Les barèmes du bonus et de la prime à la conversion seront quant à eux fixés par la voie réglementaire, mais nous en connaissons déjà les grandes lignes.
Depuis 2018, le bonus n'est applicable qu'à l'achat de voitures ou camionnettes électriques, dans la limite de 6 000 euros. Il peut également être perçu pour l'achat de 2 ou 3 roues électriques qui n'utilisent pas de batterie au plomb. La seule modification envisagée pour 2019 est de limiter l'octroi du bonus aux véhicules de moins de 60 000 euros. J'aimerais d'ailleurs que nous ayons un débat sur ce sujet, car je n'y suis pas favorable.
La prime à la conversion a été renforcée en 2018, par un élargissement du nombre de bénéficiaires potentiels : une prime peut désormais être touchée pour l'achat d'un deux ou trois roues en échange de la destruction d'une voiture ou d'une camionnette ancienne polluante, et la prime octroyée pour l'achat de véhicules électriques ou thermiques neufs ou d'occasion, auparavant réservée aux ménages non imposables, est accessible à l'ensemble des ménages. Elle a rencontré un certain succès, puisque 300 000 primes devraient être versées d'ici la fin de l'année. D'ailleurs, 346 millions d'euros sont prévus pour le financement de la prime à la conversion en 2019, pour 122 millions d'euros en 2018.
D'après l'exposé des motifs de l'amendement présenté à l'Assemblée nationale, le Gouvernement prévoit d'étendre la prime à la conversion bonifiée de 2 500 euros aux véhicules hybrides rechargeables neufs, ainsi que, pour les ménages non imposables, aux véhicules électriques et hybrides rechargeables d'occasion.
Ce matin, le Premier Ministre a par ailleurs annoncé qu'une « super prime » de 4 000 euros serait mise en place pour les ménages les plus modestes.

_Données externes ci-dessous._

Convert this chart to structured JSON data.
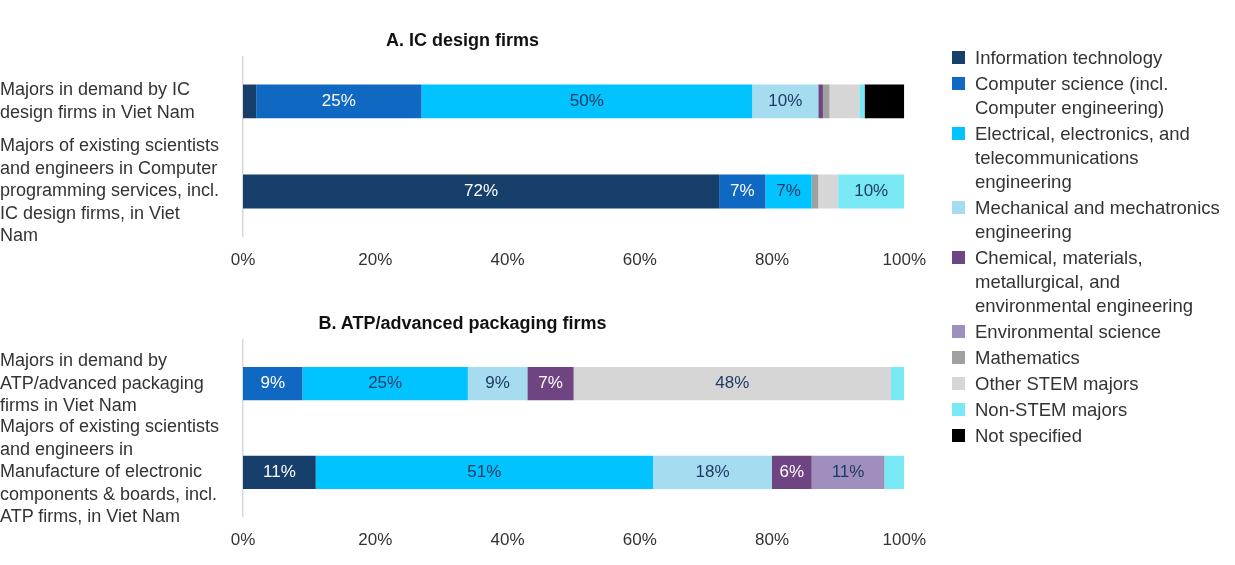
{
  "chart_data": [
    {
      "type": "bar",
      "orientation": "horizontal",
      "stacked": true,
      "title": "A. IC design firms",
      "categories": [
        "Majors in demand by IC design firms in Viet Nam",
        "Majors of existing scientists and engineers in Computer programming services, incl. IC design firms, in Viet Nam"
      ],
      "series": [
        {
          "name": "Information technology",
          "color": "#173f6b",
          "values": [
            2,
            72
          ],
          "value_labels": [
            null,
            "72%"
          ]
        },
        {
          "name": "Computer science (incl. Computer engineering)",
          "color": "#0f69c3",
          "values": [
            25,
            7
          ],
          "value_labels": [
            "25%",
            "7%"
          ]
        },
        {
          "name": "Electrical, electronics, and telecommunications engineering",
          "color": "#00c3ff",
          "values": [
            50,
            7
          ],
          "value_labels": [
            "50%",
            "7%"
          ]
        },
        {
          "name": "Mechanical and mechatronics engineering",
          "color": "#a5dcf0",
          "values": [
            10,
            0
          ],
          "value_labels": [
            "10%",
            null
          ]
        },
        {
          "name": "Chemical, materials, metallurgical, and environmental engineering",
          "color": "#6e4482",
          "values": [
            0.7,
            0
          ],
          "value_labels": [
            null,
            null
          ]
        },
        {
          "name": "Mathematics",
          "color": "#a0a0a0",
          "values": [
            1,
            1
          ],
          "value_labels": [
            null,
            null
          ]
        },
        {
          "name": "Other STEM majors",
          "color": "#d6d6d6",
          "values": [
            4.5,
            3
          ],
          "value_labels": [
            null,
            null
          ]
        },
        {
          "name": "Non-STEM majors",
          "color": "#78e8f5",
          "values": [
            0.8,
            10
          ],
          "value_labels": [
            null,
            "10%"
          ]
        },
        {
          "name": "Not specified",
          "color": "#000000",
          "values": [
            6,
            0
          ],
          "value_labels": [
            null,
            null
          ]
        }
      ],
      "xlim": [
        0,
        100
      ],
      "xticks": [
        {
          "value": 0,
          "label": "0%"
        },
        {
          "value": 20,
          "label": "20%"
        },
        {
          "value": 40,
          "label": "40%"
        },
        {
          "value": 60,
          "label": "60%"
        },
        {
          "value": 80,
          "label": "80%"
        },
        {
          "value": 100,
          "label": "100%"
        }
      ],
      "legend": "right",
      "grid": false
    },
    {
      "type": "bar",
      "orientation": "horizontal",
      "stacked": true,
      "title": "B. ATP/advanced packaging firms",
      "categories": [
        "Majors in demand by ATP/advanced packaging firms in Viet Nam",
        "Majors of existing scientists and engineers in Manufacture of electronic components & boards, incl. ATP firms, in Viet Nam"
      ],
      "series": [
        {
          "name": "Information technology",
          "color": "#173f6b",
          "values": [
            0,
            11
          ],
          "value_labels": [
            null,
            "11%"
          ]
        },
        {
          "name": "Computer science (incl. Computer engineering)",
          "color": "#0f69c3",
          "values": [
            9,
            0
          ],
          "value_labels": [
            "9%",
            null
          ]
        },
        {
          "name": "Electrical, electronics, and telecommunications engineering",
          "color": "#00c3ff",
          "values": [
            25,
            51
          ],
          "value_labels": [
            "25%",
            "51%"
          ]
        },
        {
          "name": "Mechanical and mechatronics engineering",
          "color": "#a5dcf0",
          "values": [
            9,
            18
          ],
          "value_labels": [
            "9%",
            "18%"
          ]
        },
        {
          "name": "Chemical, materials, metallurgical, and environmental engineering",
          "color": "#6e4482",
          "values": [
            7,
            6
          ],
          "value_labels": [
            "7%",
            "6%"
          ]
        },
        {
          "name": "Environmental science",
          "color": "#9f8fbe",
          "values": [
            0,
            11
          ],
          "value_labels": [
            null,
            "11%"
          ]
        },
        {
          "name": "Other STEM majors",
          "color": "#d6d6d6",
          "values": [
            48,
            0
          ],
          "value_labels": [
            "48%",
            null
          ]
        },
        {
          "name": "Non-STEM majors",
          "color": "#78e8f5",
          "values": [
            2,
            3
          ],
          "value_labels": [
            null,
            null
          ]
        }
      ],
      "xlim": [
        0,
        100
      ],
      "xticks": [
        {
          "value": 0,
          "label": "0%"
        },
        {
          "value": 20,
          "label": "20%"
        },
        {
          "value": 40,
          "label": "40%"
        },
        {
          "value": 60,
          "label": "60%"
        },
        {
          "value": 80,
          "label": "80%"
        },
        {
          "value": 100,
          "label": "100%"
        }
      ],
      "legend": "right",
      "grid": false
    }
  ]
}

Au regard de l'effort important en faveur de l'entretien et la modernisation du réseau routier, ainsi que des nouvelles orientations du bonus-malus, je vous propose d'émettre un avis favorable à l'adoption des crédits du projet de loi de finances pour 2019 consacrés aux transports routiers, en attendant des débats plus approfondis dans le cadre du projet de loi d'orientation des mobilités sur les années à venir.
Pour terminer, j'aimerais revenir brièvement sur le plafonnement à 60 000 euros du prix des véhicules pouvant bénéficier d'un bonus. Étant donné qu'il sera fixé par décret, il n'est pas possible de déposer un amendement pour en empêcher l'application. Le ministre de la transition écologique et solidaire justifie ce plafond, en expliquant que ceux qui ont les moyens d'acheter un véhicule de plus de 60 000 euros n'ont pas forcément besoin de percevoir un bonus de 6 000 euros. Cependant, parmi les véhicules peu polluants, on trouve, à côté des véhicules électriques, des véhicules à hydrogène, dont le coût dépasse 60 000 euros. L'hydrogène ne pose pas de problème de requalification des batteries, il permet de parcourir entre 600 et 700 kilomètres avec un plein, et le plein d'hydrogène se fait aussi rapidement qu'un plein d'essence. Avec un tel plafond, la société de taxi Hype, qui a acheté cette année 25 véhicules hydrogènes et qui prévoit d'en acheter 100 supplémentaires, ne pourrait pas bénéficier de ce bonus. J'aimerais avoir votre avis sur cette question.